Timor-Leste’s opposition party won Sunday’s parliamentary election. Xanana Gusmao is likely to return as prime minister in Asia’s youngest democracy.
The final vote count released by the National Elections Commission on Tuesday showed Gusmao’s National Congress of the Reconstruction of Timor-Leste. He already known as CNRT, won 41 percent of the votes and gained 31 seats out of 65 in the National Parliament. That just short of the 33 needed for an outright majority. Gusmao will have to join at least one other party in a coalition to form a government.
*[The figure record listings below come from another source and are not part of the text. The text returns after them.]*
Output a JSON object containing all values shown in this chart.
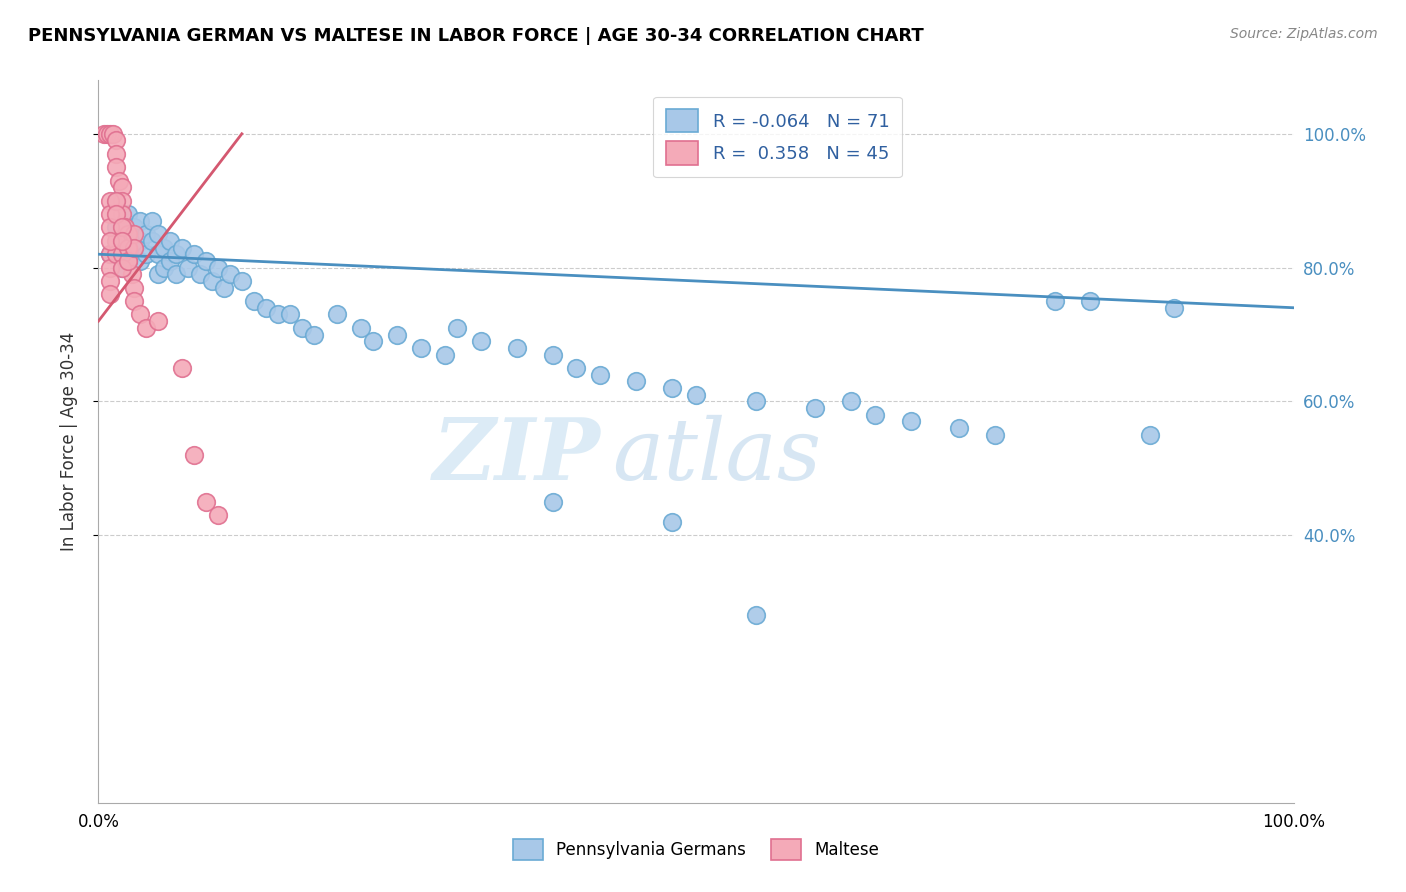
{
  "title": "PENNSYLVANIA GERMAN VS MALTESE IN LABOR FORCE | AGE 30-34 CORRELATION CHART",
  "source": "Source: ZipAtlas.com",
  "ylabel": "In Labor Force | Age 30-34",
  "watermark_zip": "ZIP",
  "watermark_atlas": "atlas",
  "legend_blue_R": "-0.064",
  "legend_blue_N": "71",
  "legend_pink_R": "0.358",
  "legend_pink_N": "45",
  "legend_blue_label": "Pennsylvania Germans",
  "legend_pink_label": "Maltese",
  "blue_color": "#a8c8e8",
  "blue_edge_color": "#6aaad4",
  "blue_line_color": "#4a8fc0",
  "pink_color": "#f4aab8",
  "pink_edge_color": "#e07090",
  "pink_line_color": "#d45870",
  "blue_scatter": [
    [
      1.0,
      82.0
    ],
    [
      1.5,
      86.0
    ],
    [
      1.5,
      90.0
    ],
    [
      2.0,
      84.0
    ],
    [
      2.0,
      80.0
    ],
    [
      2.5,
      88.0
    ],
    [
      2.5,
      85.0
    ],
    [
      2.5,
      82.0
    ],
    [
      3.0,
      86.0
    ],
    [
      3.0,
      83.0
    ],
    [
      3.5,
      87.0
    ],
    [
      3.5,
      84.0
    ],
    [
      3.5,
      81.0
    ],
    [
      4.0,
      85.0
    ],
    [
      4.0,
      82.0
    ],
    [
      4.5,
      87.0
    ],
    [
      4.5,
      84.0
    ],
    [
      5.0,
      85.0
    ],
    [
      5.0,
      82.0
    ],
    [
      5.0,
      79.0
    ],
    [
      5.5,
      83.0
    ],
    [
      5.5,
      80.0
    ],
    [
      6.0,
      84.0
    ],
    [
      6.0,
      81.0
    ],
    [
      6.5,
      82.0
    ],
    [
      6.5,
      79.0
    ],
    [
      7.0,
      83.0
    ],
    [
      7.5,
      80.0
    ],
    [
      8.0,
      82.0
    ],
    [
      8.5,
      79.0
    ],
    [
      9.0,
      81.0
    ],
    [
      9.5,
      78.0
    ],
    [
      10.0,
      80.0
    ],
    [
      10.5,
      77.0
    ],
    [
      11.0,
      79.0
    ],
    [
      12.0,
      78.0
    ],
    [
      13.0,
      75.0
    ],
    [
      14.0,
      74.0
    ],
    [
      15.0,
      73.0
    ],
    [
      16.0,
      73.0
    ],
    [
      17.0,
      71.0
    ],
    [
      18.0,
      70.0
    ],
    [
      20.0,
      73.0
    ],
    [
      22.0,
      71.0
    ],
    [
      23.0,
      69.0
    ],
    [
      25.0,
      70.0
    ],
    [
      27.0,
      68.0
    ],
    [
      29.0,
      67.0
    ],
    [
      30.0,
      71.0
    ],
    [
      32.0,
      69.0
    ],
    [
      35.0,
      68.0
    ],
    [
      38.0,
      67.0
    ],
    [
      40.0,
      65.0
    ],
    [
      42.0,
      64.0
    ],
    [
      45.0,
      63.0
    ],
    [
      48.0,
      62.0
    ],
    [
      50.0,
      61.0
    ],
    [
      55.0,
      60.0
    ],
    [
      60.0,
      59.0
    ],
    [
      63.0,
      60.0
    ],
    [
      65.0,
      58.0
    ],
    [
      68.0,
      57.0
    ],
    [
      72.0,
      56.0
    ],
    [
      75.0,
      55.0
    ],
    [
      80.0,
      75.0
    ],
    [
      83.0,
      75.0
    ],
    [
      88.0,
      55.0
    ],
    [
      90.0,
      74.0
    ],
    [
      55.0,
      28.0
    ],
    [
      38.0,
      45.0
    ],
    [
      48.0,
      42.0
    ]
  ],
  "pink_scatter": [
    [
      0.5,
      100.0
    ],
    [
      0.7,
      100.0
    ],
    [
      1.0,
      100.0
    ],
    [
      1.2,
      100.0
    ],
    [
      1.5,
      99.0
    ],
    [
      1.5,
      97.0
    ],
    [
      1.5,
      95.0
    ],
    [
      1.7,
      93.0
    ],
    [
      2.0,
      92.0
    ],
    [
      2.0,
      90.0
    ],
    [
      2.0,
      88.0
    ],
    [
      2.2,
      86.0
    ],
    [
      2.5,
      85.0
    ],
    [
      2.5,
      83.0
    ],
    [
      2.5,
      81.0
    ],
    [
      2.8,
      79.0
    ],
    [
      3.0,
      77.0
    ],
    [
      3.0,
      75.0
    ],
    [
      3.5,
      73.0
    ],
    [
      4.0,
      71.0
    ],
    [
      1.0,
      82.0
    ],
    [
      1.0,
      80.0
    ],
    [
      1.0,
      78.0
    ],
    [
      1.0,
      76.0
    ],
    [
      1.5,
      84.0
    ],
    [
      1.5,
      82.0
    ],
    [
      2.0,
      82.0
    ],
    [
      2.0,
      80.0
    ],
    [
      2.5,
      83.0
    ],
    [
      2.5,
      81.0
    ],
    [
      3.0,
      85.0
    ],
    [
      3.0,
      83.0
    ],
    [
      1.0,
      90.0
    ],
    [
      1.0,
      88.0
    ],
    [
      1.0,
      86.0
    ],
    [
      1.0,
      84.0
    ],
    [
      1.5,
      90.0
    ],
    [
      1.5,
      88.0
    ],
    [
      2.0,
      86.0
    ],
    [
      2.0,
      84.0
    ],
    [
      5.0,
      72.0
    ],
    [
      7.0,
      65.0
    ],
    [
      8.0,
      52.0
    ],
    [
      9.0,
      45.0
    ],
    [
      10.0,
      43.0
    ]
  ],
  "blue_trendline_x": [
    0.0,
    100.0
  ],
  "blue_trendline_y": [
    82.0,
    74.0
  ],
  "pink_trendline_x": [
    0.0,
    12.0
  ],
  "pink_trendline_y": [
    72.0,
    100.0
  ],
  "xlim": [
    0.0,
    100.0
  ],
  "ylim": [
    0.0,
    108.0
  ],
  "yticks": [
    40.0,
    60.0,
    80.0,
    100.0
  ],
  "ytick_labels": [
    "40.0%",
    "60.0%",
    "80.0%",
    "100.0%"
  ],
  "xticks": [
    0.0,
    100.0
  ],
  "xtick_labels": [
    "0.0%",
    "100.0%"
  ],
  "figsize": [
    14.06,
    8.92
  ],
  "dpi": 100
}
Gusmao, 76, an icon of the country’s independence struggle from Indonesian occupation. He became the nation’s first president between 2002 and 2007.
Thus, served as prime minister between 2007 and 2015. The CNRT’s victory followed a successful presidential campaign in 2022 in which its candidate, Nobel Peace Prize laureate Jose Ramos-Horta, returned to office.
The ruling Revolutionary Front for an Independent Timor-Leste, or Fretilin. He received 25 percent of the votes and 19 seats. It promised to accept the election outcome.
Ruling Party
A total of 17 parties ran in the election. They required to have a woman in at least every third position in their party list. And seats allocated for those with an electoral threshold of 4 percent.
He pledged to allow the development of the Greater Sunrise oil and gas project. This aims to tap trillions of cubic feet of natural gas. It could give Timor-Leste 70 percent of the revenues if gas piped to Timor-Leste and 80 percent if the gas is piped to Australia.
Under Timor-Leste’s Constitution, the prime minister acts as the head of government. Thus, it has more legislative power than the president, who is head of state.
Fretilin and CNRT have blamed each other for years of political paralysis. Tensions between the two largest parties since 2018 led to the resignation of Prime Minister Taur Matan Ruak in 2020 after the government repeatedly failed to pass a budget.